At one point a few years ago I fulfilled the stereotype and traveled Asia to “find myself”. Along the way, I ended up in a hostel in Sri Lanka. One night at about 4am a group of us were chatting outside when curiosity got the better of me. I turned to the guy next to me and asked him how old he was. Judging by his appearance and vitality I assumed him to be in his early 50s. His response, 78 years old, and when I asked how he remained so youthful he simply replied: “yoga every day for the last 40 years”. That was me sold.  

Was there a moment when you realised that you wanted to pursue yoga seriously?

During 
my first class. My friend took me to a studio in Bondi Beach, it turned out to be an advanced class. I had no idea what I was doing, and after years of cycling I was horribly inflexible, but I followed the prompts and tried to keep up. By the end of the class, I was a sweaty horrible mess but I felt invigorated, alive and a peace like nothing I had ever experienced before. During that first session, I had glimpses of myself in that teacher’s position. Years on that desire hasn’t diminished, and at some point, I would love to become a teacher.  

How has yoga changed you?

I
 haven’t always been the open, calm bloke I am today, like most of us I carried emotional baggage, which I had done a great job of burying deep within. I had masked mine with things like dark humor, sarcasm, and passive aggression. Yoga has really helped me to open up and let a lot of that go while deepening my connection with myself. I even cry occasionally now. Don’t worry, I’m not saying, “yoga makes you cry”, but it can be used as a tool to guide you through a healing process.  

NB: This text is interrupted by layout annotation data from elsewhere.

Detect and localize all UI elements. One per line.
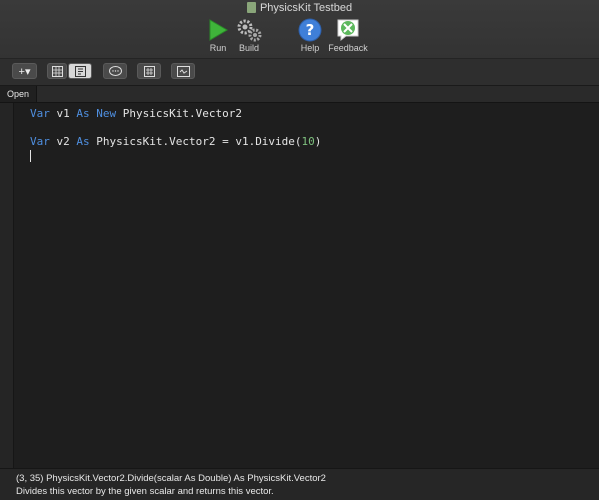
svg-text:?: ? bbox=[306, 21, 315, 39]
hash-icon bbox=[143, 65, 155, 77]
code-editor[interactable]: Var v1 As New PhysicsKit.Vector2 Var v2 … bbox=[14, 103, 599, 468]
secondary-toolbar: +▾ bbox=[0, 58, 599, 86]
code-text: v2 bbox=[49, 135, 77, 148]
text-caret bbox=[30, 150, 31, 162]
code-text: PhysicsKit.Vector2 = v1.Divide( bbox=[89, 135, 302, 148]
comment-button[interactable] bbox=[103, 63, 127, 79]
code-line-1: Var v1 As New PhysicsKit.Vector2 bbox=[30, 107, 242, 121]
tab-open[interactable]: Open bbox=[0, 86, 38, 102]
code-view-button[interactable] bbox=[68, 63, 92, 79]
add-menu-button[interactable]: +▾ bbox=[12, 63, 37, 79]
gears-icon bbox=[236, 17, 262, 42]
speech-bubble-icon bbox=[108, 65, 122, 76]
help-button[interactable]: ? Help bbox=[298, 17, 322, 53]
build-button[interactable]: Build bbox=[236, 17, 262, 53]
question-icon: ? bbox=[298, 17, 322, 42]
keyword: As bbox=[76, 135, 90, 148]
feedback-button[interactable]: Feedback bbox=[327, 17, 369, 53]
title-bar: PhysicsKit Testbed Run Build ? Help Feed… bbox=[0, 0, 599, 58]
keyword: Var bbox=[30, 135, 50, 148]
document-icon bbox=[246, 2, 256, 13]
feedback-label: Feedback bbox=[328, 43, 368, 53]
keyword: New bbox=[96, 107, 117, 120]
status-bar: (3, 35) PhysicsKit.Vector2.Divide(scalar… bbox=[0, 468, 599, 500]
code-text: PhysicsKit.Vector2 bbox=[116, 107, 242, 120]
keyword: Var bbox=[30, 107, 50, 120]
code-view-icon bbox=[74, 65, 86, 77]
window-icon bbox=[176, 65, 190, 77]
grid-view-button[interactable] bbox=[47, 63, 67, 79]
window-button[interactable] bbox=[171, 63, 195, 79]
grid-icon bbox=[51, 65, 63, 77]
window-title: PhysicsKit Testbed bbox=[0, 1, 599, 15]
code-text: ) bbox=[314, 135, 322, 148]
window-title-text: PhysicsKit Testbed bbox=[259, 2, 353, 14]
keyword: As bbox=[76, 107, 90, 120]
help-label: Help bbox=[300, 43, 320, 53]
tab-bar: Open bbox=[0, 86, 599, 103]
code-text: v1 bbox=[49, 107, 77, 120]
number-literal: 10 bbox=[301, 135, 315, 148]
play-icon bbox=[206, 17, 230, 42]
run-button[interactable]: Run bbox=[206, 17, 230, 53]
editor-gutter bbox=[0, 103, 14, 468]
feedback-icon bbox=[327, 17, 369, 42]
method-signature: (3, 35) PhysicsKit.Vector2.Divide(scalar… bbox=[16, 473, 326, 484]
run-label: Run bbox=[209, 43, 227, 53]
build-label: Build bbox=[238, 43, 259, 53]
method-description: Divides this vector by the given scalar … bbox=[16, 486, 274, 497]
code-line-2: Var v2 As PhysicsKit.Vector2 = v1.Divide… bbox=[30, 135, 321, 149]
hash-button[interactable] bbox=[137, 63, 161, 79]
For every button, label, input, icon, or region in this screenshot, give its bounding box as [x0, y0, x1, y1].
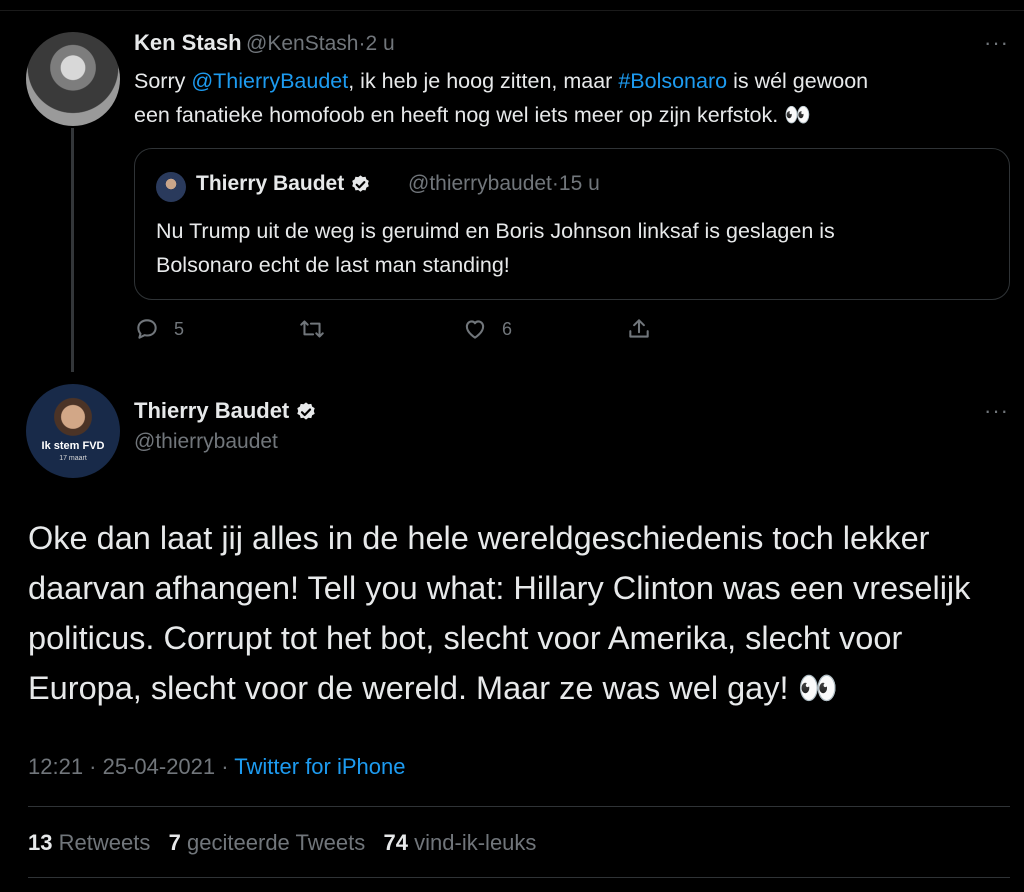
author-handle[interactable]: @KenStash [246, 32, 358, 55]
retweets-count: 13 [28, 830, 53, 855]
text-line: daarvan afhangen! Tell you what: Hillary… [28, 570, 971, 606]
share-icon [629, 319, 649, 338]
text-line: een fanatieke homofoob en heeft nog wel … [134, 103, 811, 127]
text-segment: Sorry [134, 69, 192, 93]
reply-icon [137, 319, 157, 339]
timestamp[interactable]: 2 u [365, 32, 394, 55]
avatar[interactable]: Ik stem FVD 17 maart [26, 384, 120, 478]
author-name[interactable]: Ken Stash [134, 30, 242, 55]
tweet-stats: 13 Retweets 7 geciteerde Tweets 74 vind-… [28, 830, 536, 856]
text-line: politicus. Corrupt tot het bot, slecht v… [28, 620, 903, 656]
quoted-handle: @thierrybaudet [408, 172, 552, 195]
reply-header: Ken Stash @KenStash·2 u [134, 30, 395, 56]
source-link[interactable]: Twitter for iPhone [234, 754, 405, 779]
text-segment: , ik heb je hoog zitten, maar [348, 69, 619, 93]
retweets-stat[interactable]: 13 Retweets [28, 830, 150, 855]
tweet-meta: 12:21 · 25-04-2021 · Twitter for iPhone [28, 754, 405, 780]
reply-count: 5 [174, 318, 185, 339]
likes-label: vind-ik-leuks [414, 830, 537, 855]
divider [28, 806, 1010, 807]
verified-badge-icon [297, 402, 316, 420]
text-line: Nu Trump uit de weg is geruimd en Boris … [156, 219, 835, 243]
hashtag-link[interactable]: #Bolsonaro [618, 69, 727, 93]
author-name[interactable]: Thierry Baudet [134, 398, 317, 424]
more-options-button[interactable]: ··· [984, 398, 1009, 424]
text-line: Bolsonaro echt de last man standing! [156, 253, 510, 277]
quotes-stat[interactable]: 7 geciteerde Tweets [169, 830, 366, 855]
text-line: Europa, slecht voor de wereld. Maar ze w… [28, 670, 838, 706]
avatar-badge: Ik stem FVD [41, 440, 105, 452]
top-divider [0, 0, 1024, 11]
tweet-text: Oke dan laat jij alles in de hele wereld… [28, 513, 1018, 713]
author-name-text: Thierry Baudet [134, 398, 290, 423]
verified-badge-icon [352, 175, 369, 192]
divider [28, 877, 1010, 878]
more-options-button[interactable]: ··· [984, 30, 1009, 56]
avatar[interactable] [26, 32, 120, 126]
dot-separator: · [551, 172, 559, 195]
likes-count: 74 [383, 830, 409, 855]
author-handle[interactable]: @thierrybaudet [134, 430, 278, 454]
timestamp[interactable]: 12:21 · 25-04-2021 · [28, 754, 234, 779]
share-button[interactable] [626, 316, 652, 342]
quoted-meta: @thierrybaudet·15 u [408, 172, 600, 196]
text-line: Oke dan laat jij alles in de hele wereld… [28, 520, 930, 556]
quoted-author-name: Thierry Baudet [196, 172, 371, 196]
text-segment: is wél gewoon [727, 69, 869, 93]
avatar-badge-date: 17 maart [59, 455, 87, 462]
retweets-label: Retweets [58, 830, 151, 855]
likes-stat[interactable]: 74 vind-ik-leuks [384, 830, 537, 855]
quoted-text: Nu Trump uit de weg is geruimd en Boris … [156, 214, 996, 282]
reply-button[interactable]: 5 [134, 316, 184, 342]
tweet-text: Sorry @ThierryBaudet, ik heb je hoog zit… [134, 64, 1004, 132]
like-count: 6 [502, 318, 513, 339]
like-button[interactable]: 6 [462, 316, 512, 342]
quoted-time: 15 u [558, 172, 600, 195]
retweet-button[interactable] [298, 316, 326, 342]
quotes-label: geciteerde Tweets [187, 830, 366, 855]
tweet-actions: 5 6 [134, 316, 694, 344]
avatar [156, 172, 186, 202]
heart-icon [465, 320, 485, 339]
thread-line [71, 128, 74, 372]
retweet-icon [300, 320, 324, 338]
mention-link[interactable]: @ThierryBaudet [191, 69, 348, 93]
quotes-count: 7 [168, 830, 181, 855]
quoted-name-text: Thierry Baudet [196, 172, 345, 195]
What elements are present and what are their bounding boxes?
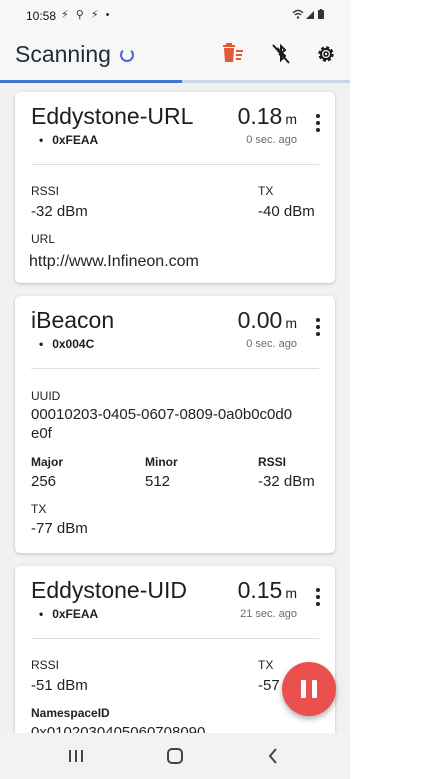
settings-button[interactable] — [311, 40, 341, 68]
recent-apps-icon — [69, 750, 83, 762]
tx-value: -77 dBm — [31, 520, 88, 537]
tx-label: TX — [258, 184, 274, 198]
status-bar: 10:58 ⚡ ⚲ ⚡ • — [0, 0, 350, 30]
back-icon — [268, 748, 277, 764]
minor-label: Minor — [145, 455, 178, 469]
uuid-value-line1: 00010203-0405-0607-0809-0a0b0c0d0 — [31, 406, 293, 423]
pause-scan-button[interactable] — [282, 662, 336, 716]
beacon-card-eddystone-url[interactable]: Eddystone-URL 0.18 m • 0xFEAA 0 sec. ago R… — [15, 92, 335, 283]
last-seen: 21 sec. ago — [240, 608, 297, 620]
gear-icon — [318, 46, 334, 62]
more-options-button[interactable] — [313, 588, 323, 610]
delete-sweep-button[interactable] — [218, 40, 248, 68]
service-id: • 0xFEAA — [39, 133, 99, 147]
app-bar: Scanning — [0, 30, 350, 80]
tx-value: -40 dBm — [258, 203, 315, 220]
delete-sweep-icon — [223, 43, 243, 62]
minor-value: 512 — [145, 473, 171, 490]
tx-value: -57 — [258, 677, 280, 694]
rssi-value: -32 dBm — [258, 473, 315, 490]
notification-icons: ⚡ ⚲ ⚡ • — [61, 9, 112, 21]
rssi-label: RSSI — [31, 658, 60, 672]
namespace-label: NamespaceID — [31, 706, 110, 720]
uuid-label: UUID — [31, 389, 61, 403]
phone-screen: 10:58 ⚡ ⚲ ⚡ • Scanning Eddystone-URL 0.1… — [0, 0, 350, 779]
signal-battery-icons — [292, 8, 328, 23]
uuid-value-line2: e0f — [31, 425, 52, 442]
url-value[interactable]: http://www.Infineon.com — [29, 253, 199, 271]
url-label: URL — [31, 232, 56, 246]
pause-icon — [298, 680, 320, 698]
wifi-signal-battery-icon — [292, 9, 324, 19]
divider — [31, 368, 319, 369]
back-button[interactable] — [258, 743, 288, 769]
loading-spinner-icon — [120, 48, 134, 62]
rssi-value: -32 dBm — [31, 203, 88, 220]
beacon-distance: 0.00 m — [238, 307, 297, 334]
navigation-bar — [0, 733, 350, 779]
recent-apps-button[interactable] — [61, 743, 91, 769]
distance-unit: m — [285, 315, 297, 331]
distance-unit: m — [285, 585, 297, 601]
page-title: Scanning — [15, 41, 111, 67]
service-id-value: 0xFEAA — [52, 607, 99, 621]
beacon-name: Eddystone-UID — [31, 577, 187, 603]
bluetooth-button[interactable] — [266, 40, 296, 68]
major-value: 256 — [31, 473, 57, 490]
divider — [31, 638, 319, 639]
home-button[interactable] — [160, 743, 190, 769]
scan-progress-fill — [0, 80, 182, 83]
service-id-value: 0xFEAA — [52, 133, 99, 147]
status-time: 10:58 — [26, 9, 57, 23]
rssi-label: RSSI — [258, 455, 287, 469]
rssi-label: RSSI — [31, 184, 60, 198]
beacon-card-ibeacon[interactable]: iBeacon 0.00 m • 0x004C 0 sec. ago UUID 00… — [15, 296, 335, 553]
rssi-value: -51 dBm — [31, 677, 88, 694]
bluetooth-disabled-icon — [272, 43, 290, 64]
beacon-distance: 0.15 m — [238, 577, 297, 604]
distance-value: 0.00 — [237, 307, 283, 333]
more-options-button[interactable] — [313, 318, 323, 340]
distance-value: 0.15 — [237, 577, 283, 603]
beacon-name: Eddystone-URL — [31, 103, 194, 129]
service-id: • 0x004C — [39, 337, 95, 351]
tx-label: TX — [258, 658, 274, 672]
home-icon — [167, 748, 183, 764]
service-id: • 0xFEAA — [39, 607, 99, 621]
major-label: Major — [31, 455, 64, 469]
beacon-card-eddystone-uid[interactable]: Eddystone-UID 0.15 m • 0xFEAA 21 sec. ago … — [15, 566, 335, 746]
scan-progress-bar — [0, 80, 350, 83]
tx-label: TX — [31, 502, 47, 516]
beacon-name: iBeacon — [31, 307, 115, 333]
divider — [31, 164, 319, 165]
service-id-value: 0x004C — [52, 337, 95, 351]
distance-value: 0.18 — [237, 103, 283, 129]
last-seen: 0 sec. ago — [246, 134, 297, 146]
distance-unit: m — [285, 111, 297, 127]
last-seen: 0 sec. ago — [246, 338, 297, 350]
more-options-button[interactable] — [313, 114, 323, 136]
beacon-distance: 0.18 m — [238, 103, 297, 130]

Advice to people considering it?

Suck 
it up and do it. Like many, I was put off by my skill level, or lack thereof. The 
friend who took me to my first class gave me a great piece of advice, which I still abide by today. Just listen to the teacher, ignore everything else outside of those four corners of your mat, and when you can, close your eyes.
As soon as you get on the mat you’ll be so caught up in thinking about your alignment, your breathing, and following your teacher’s direction that you really don’t have the capacity to worry about anything else. And don’t worry if the person next to you is more advanced than you because no matter what level they are, everyone is there for the same reason, to develop their own practice, so they are far too focused on their own stuff to even give an ounce of thought to what you are up to.